Tullow May Sell Half Ugandan Assets to CNOOC or Total

LONDON (Dow Jones), Jan. 27, 2010

Development of Uganda's fledgling oil sector looked set to kick into a higher gear Wednesday as U.K.-based Tullow Oil PLC said it would bring either Total SA or China National Offshore Oil Company as a partner into the country, and raised GBP925 million in extra funds for African investment.

The move signals Tullow's confidence that it will successfully acquire Heritage Oil PLC's Uganda oil assets for up to $1.5 billion --pre-empting a previous sale agreement with Italy's Eni SpA -- and accelerate the commercial development of around one billion barrels of oil discovered in Uganda's Lake Albert region.

Ugandan government approval for that pre-emption is still pending, but President Yoweri Museveni has clearly stated that the government will respect Tullow's contractual rights in this case, said Tullow Chief Executive Aidan Heavey.

Uganda's government has shown signs of splits over whether to let Tullow or Eni take over the Heritage assets.
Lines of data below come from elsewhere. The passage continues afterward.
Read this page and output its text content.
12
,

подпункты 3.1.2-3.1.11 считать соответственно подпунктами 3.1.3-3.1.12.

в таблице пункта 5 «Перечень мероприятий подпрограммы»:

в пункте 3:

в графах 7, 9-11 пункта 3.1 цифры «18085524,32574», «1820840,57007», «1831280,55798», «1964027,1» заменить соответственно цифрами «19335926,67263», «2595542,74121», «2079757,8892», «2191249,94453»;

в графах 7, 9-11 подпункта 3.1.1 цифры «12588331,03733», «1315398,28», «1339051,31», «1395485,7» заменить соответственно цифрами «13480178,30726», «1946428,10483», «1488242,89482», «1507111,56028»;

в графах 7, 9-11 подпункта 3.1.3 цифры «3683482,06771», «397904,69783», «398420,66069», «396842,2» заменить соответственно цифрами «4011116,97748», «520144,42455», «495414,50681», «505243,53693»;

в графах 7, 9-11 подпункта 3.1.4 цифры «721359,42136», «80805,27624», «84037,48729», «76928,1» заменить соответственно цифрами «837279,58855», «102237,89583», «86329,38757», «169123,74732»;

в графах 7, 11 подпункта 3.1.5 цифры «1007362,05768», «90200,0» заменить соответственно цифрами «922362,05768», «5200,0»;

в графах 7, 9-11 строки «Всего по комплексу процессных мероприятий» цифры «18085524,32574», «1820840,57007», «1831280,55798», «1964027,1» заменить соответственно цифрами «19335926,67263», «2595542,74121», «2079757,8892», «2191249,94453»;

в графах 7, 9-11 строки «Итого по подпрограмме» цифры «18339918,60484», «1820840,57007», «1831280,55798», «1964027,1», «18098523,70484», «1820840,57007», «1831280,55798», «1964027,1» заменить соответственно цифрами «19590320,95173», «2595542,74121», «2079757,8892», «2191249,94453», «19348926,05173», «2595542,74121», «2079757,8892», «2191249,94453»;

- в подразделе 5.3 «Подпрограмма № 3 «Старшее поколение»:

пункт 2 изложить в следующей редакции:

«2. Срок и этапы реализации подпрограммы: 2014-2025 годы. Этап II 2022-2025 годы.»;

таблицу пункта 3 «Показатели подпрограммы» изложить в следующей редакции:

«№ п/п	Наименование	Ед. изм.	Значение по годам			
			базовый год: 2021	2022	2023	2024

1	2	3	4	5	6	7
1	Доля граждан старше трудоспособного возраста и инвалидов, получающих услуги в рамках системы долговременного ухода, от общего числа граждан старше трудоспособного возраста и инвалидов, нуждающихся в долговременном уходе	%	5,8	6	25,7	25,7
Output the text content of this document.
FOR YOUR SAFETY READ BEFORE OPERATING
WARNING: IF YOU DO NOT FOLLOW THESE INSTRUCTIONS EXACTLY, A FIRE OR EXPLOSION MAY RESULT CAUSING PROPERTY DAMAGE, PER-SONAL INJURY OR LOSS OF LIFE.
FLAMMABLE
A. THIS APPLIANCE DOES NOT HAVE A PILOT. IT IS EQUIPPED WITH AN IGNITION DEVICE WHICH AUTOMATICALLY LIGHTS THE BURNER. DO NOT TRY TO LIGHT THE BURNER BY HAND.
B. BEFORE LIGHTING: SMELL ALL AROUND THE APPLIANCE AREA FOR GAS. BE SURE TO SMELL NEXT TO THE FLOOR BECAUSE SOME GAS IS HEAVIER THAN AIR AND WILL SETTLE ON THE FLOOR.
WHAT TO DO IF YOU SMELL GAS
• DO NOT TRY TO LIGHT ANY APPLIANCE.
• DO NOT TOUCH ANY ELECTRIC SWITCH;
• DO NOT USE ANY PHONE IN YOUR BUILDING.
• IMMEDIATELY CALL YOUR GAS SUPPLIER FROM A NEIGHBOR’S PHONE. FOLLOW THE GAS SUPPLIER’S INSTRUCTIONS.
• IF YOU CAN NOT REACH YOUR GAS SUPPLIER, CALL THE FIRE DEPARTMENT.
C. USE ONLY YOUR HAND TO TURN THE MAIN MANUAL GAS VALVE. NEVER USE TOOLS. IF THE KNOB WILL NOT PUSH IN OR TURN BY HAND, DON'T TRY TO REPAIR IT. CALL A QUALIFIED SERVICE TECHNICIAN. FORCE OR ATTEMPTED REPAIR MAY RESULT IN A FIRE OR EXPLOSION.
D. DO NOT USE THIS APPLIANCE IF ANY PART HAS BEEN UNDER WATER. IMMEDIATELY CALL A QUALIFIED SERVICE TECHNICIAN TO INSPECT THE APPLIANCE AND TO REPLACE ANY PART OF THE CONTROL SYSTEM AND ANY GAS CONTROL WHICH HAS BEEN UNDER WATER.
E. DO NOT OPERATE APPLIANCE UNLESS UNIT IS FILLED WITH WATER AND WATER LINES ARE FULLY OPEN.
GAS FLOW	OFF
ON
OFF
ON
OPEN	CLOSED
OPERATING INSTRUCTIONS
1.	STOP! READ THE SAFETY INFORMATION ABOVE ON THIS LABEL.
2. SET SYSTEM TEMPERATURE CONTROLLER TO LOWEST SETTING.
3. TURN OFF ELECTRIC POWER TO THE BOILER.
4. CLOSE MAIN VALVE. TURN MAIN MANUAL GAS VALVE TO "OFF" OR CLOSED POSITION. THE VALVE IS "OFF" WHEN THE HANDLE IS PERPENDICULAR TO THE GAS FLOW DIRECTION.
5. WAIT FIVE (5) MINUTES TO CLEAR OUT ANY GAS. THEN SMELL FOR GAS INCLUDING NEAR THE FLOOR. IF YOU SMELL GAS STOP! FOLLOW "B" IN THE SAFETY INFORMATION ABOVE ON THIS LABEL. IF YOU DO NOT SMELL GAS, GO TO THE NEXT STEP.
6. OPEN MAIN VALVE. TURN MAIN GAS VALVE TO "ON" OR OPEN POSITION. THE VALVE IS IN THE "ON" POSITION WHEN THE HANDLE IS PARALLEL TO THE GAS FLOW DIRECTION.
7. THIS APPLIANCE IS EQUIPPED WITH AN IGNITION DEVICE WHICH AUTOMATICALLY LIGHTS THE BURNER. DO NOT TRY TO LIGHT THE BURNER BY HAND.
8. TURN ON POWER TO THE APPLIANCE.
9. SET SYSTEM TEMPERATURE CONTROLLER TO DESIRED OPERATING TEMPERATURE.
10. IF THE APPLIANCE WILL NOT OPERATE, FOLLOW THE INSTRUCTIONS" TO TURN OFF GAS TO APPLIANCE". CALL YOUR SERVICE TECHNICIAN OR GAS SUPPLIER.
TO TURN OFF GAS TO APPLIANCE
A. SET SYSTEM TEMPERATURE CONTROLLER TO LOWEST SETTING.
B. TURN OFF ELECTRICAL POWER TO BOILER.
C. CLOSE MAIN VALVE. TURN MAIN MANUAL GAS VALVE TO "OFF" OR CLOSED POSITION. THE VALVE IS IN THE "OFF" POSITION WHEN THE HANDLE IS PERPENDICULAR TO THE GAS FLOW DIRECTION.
The Minister of Energy and Minerals, Hilary Onek, publicly backed Eni last week and wrote to inform Tullow that the government would veto its pre-emption rights, according to a letter seen by Dow Jones Newswires. The government has since rescinded this decision, people familiar with the matter told Dow Jones Newswires.

If its pre-emption is successful, Tullow will own 100% of the three license blocks containing the Lake Albert oil discoveries. Half of these blocks would then be sold on to either Cnooc or Total, both of whom are committed to entering Uganda, Heavey said.

Cnooc, Total and Eni declined to comment Wednesday.

"We are happy with both companies, they are top class...absolutely superb at midstream and downstream development," Heavey said. Tullow is working closely with the government to decide which company would be the best partner and a final decision is expected mid-February, he added.

"The plan is to accelerate very quickly the development of the Lake Albert basin," Heavey said, adding that the Ugandan government is considering proposals that would allow for a significant increase on the 150,000 barrel a day plateau production profile currently planned for the region.

Tullow's new partner would entirely fund the development of a 1,200 kilometer pipeline to export Uganda's oil to the Kenyan port of Mombasa. The downstream development plan is also likely to include a refinery, the size of which will be determined by a feasibility study in late March or early April, Heavey said. Tullow would lead exploration and upstream development in the Lake Albert area, he said.

Heavey would not comment on financial terms of the deal.

Following the sale, Tullow will likely be left with a larger stake in the Lake Albert blocks than it had previously planned, resulting in additional capital expenditure of up to $600 million over the next three years, Tullow said in a statement. Tullow will also spend an extra $100 million in Ghana over the next 12 months, after an appraisal well last week that showed the offshore Tweneboa field to be a significant oil and gas condensate reservoir. Tullow expects its 2010 capital expenditure to be $1.6 billion.

"The scale of the additional potential in Ghana [and] the planned acceleration of development in the Lake Albert Rift Basin...requires additional investment and funding capability," so Tullow was placing just over 80 million new shares, equivalent to 10% of the company's existing share capital, Tullow said.

The shares were placed at a price of 1,150 pence, a 5.4% discount to the closing price of 1216 pence on Tuesday.

"Today's equity placing and planned Uganda farm-down will ensure we have the right capital structure," to develop the entire portfolio, said Chief Executive Aidan Heavey.

The placing was conducted through an accelerated book-building process led by Bank of America Merrill Lynch and Royal Bank of Scotland Group unit Hoare Govett. BNP Paribas SA and Calyon are also joint bookrunners and Natixis is a co-lead manager of the placing.

(Geraldine Amiel in Paris and Liam Moloney in Rome contributed to this article.)